Congressional Authorization Of Funding For Both The ACA’s Cost-Sharing Reductions And CHIP

There is bipartisan support for restoring the ACA’s cost-sharing reduction subsidies and extending CHIP. Although annual appropriations are the norm, Congress should guarantee funding for the cost-sharing reductions for a two-year period, with automatic renewal for an additional two years if per capita subsidies rise by no more than the Consumer Price Index (CPI) during the prior two years. By so doing, Congress can reaffirm its authority over appropriations while helping to stabilize markets for individual coverage. Likewise, Congress should renew CHIP’s funding for several years—we urge three as a compromise—to both stabilize state budgets and secure health care for the millions of children who depend on this program.

The “Long Game”—Reining In Medical Spending

A long-term effort to contain spending growth is essential for US fiscal stability and consumer well-being. The ACA created a framework for doing this. The Independent Payment Advisory Board (IPAB) can limit Medicare spending, subject to congressional veto, if growth exceeds target rates. And the 40 percent “Cadillac tax” on high-cost private health plans will cover a rising share of the private market as medical costs increase. Together, these policies have the potential to contain clinical spending by capping demand. But there’s bipartisan opposition to both. The IPAB, which hasn’t yet been established, and the Cadillac tax, now delayed until 2020, are fiercely opposed by stakeholders with lots to lose, and they’re at high risk of repeal.
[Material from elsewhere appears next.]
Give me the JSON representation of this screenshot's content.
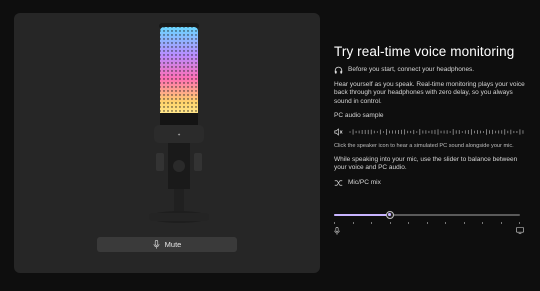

A grand bargain should follow through on both of these strategies, plus add similar restraints on Medicaid spending and on the amounts spent to subsidize coverage through the exchanges. Most other nations employ global budgeting to control health spending. For reasons of federalism, public philosophy, and market structure, global budgeting isn’t an option for the US. But a coordinated scheme of restraint, based on the best available behavioral and economic modeling, could apply similar braking power to our entire health economy. There’s plenty of room for argument about design details (that is, should per capita growth targets be based on the CPI? The CPI plus 1 percent?) and methods of restraint (that is, the IPAB approach? Spending caps for public programs? The Cadillac tax versus caps on tax deductibility of insurance premiums?). Continued bipartisan evasion will only make the problem worse.

Pursuing Therapeutic Value

Much more must be done to use health care resources wisely as constraints tighten. Tying financial rewards closely to clinical value via paymentpractices, market exclusivity policies, and other incentives will be critical—and will require the clearing of legal and regulatory obstacles. Voluntary action must also play a role: The grand bargain we’ve sketched here creates myriad opportunities for providers, patients, and insurers to gain by insisting on value from a sector of the economy that too often fails to deliver it.

To be sure, politics could foil all efforts to forge compromise. But there is a way forward. Our proposals achieve much that is important to both the ACA’s fiercest critics and staunchest defenders. They work in concert to address the political and market crises that immediately threaten our health care system, while laying the foundation for a long-term approach to control medical spending’s unsustainable growth.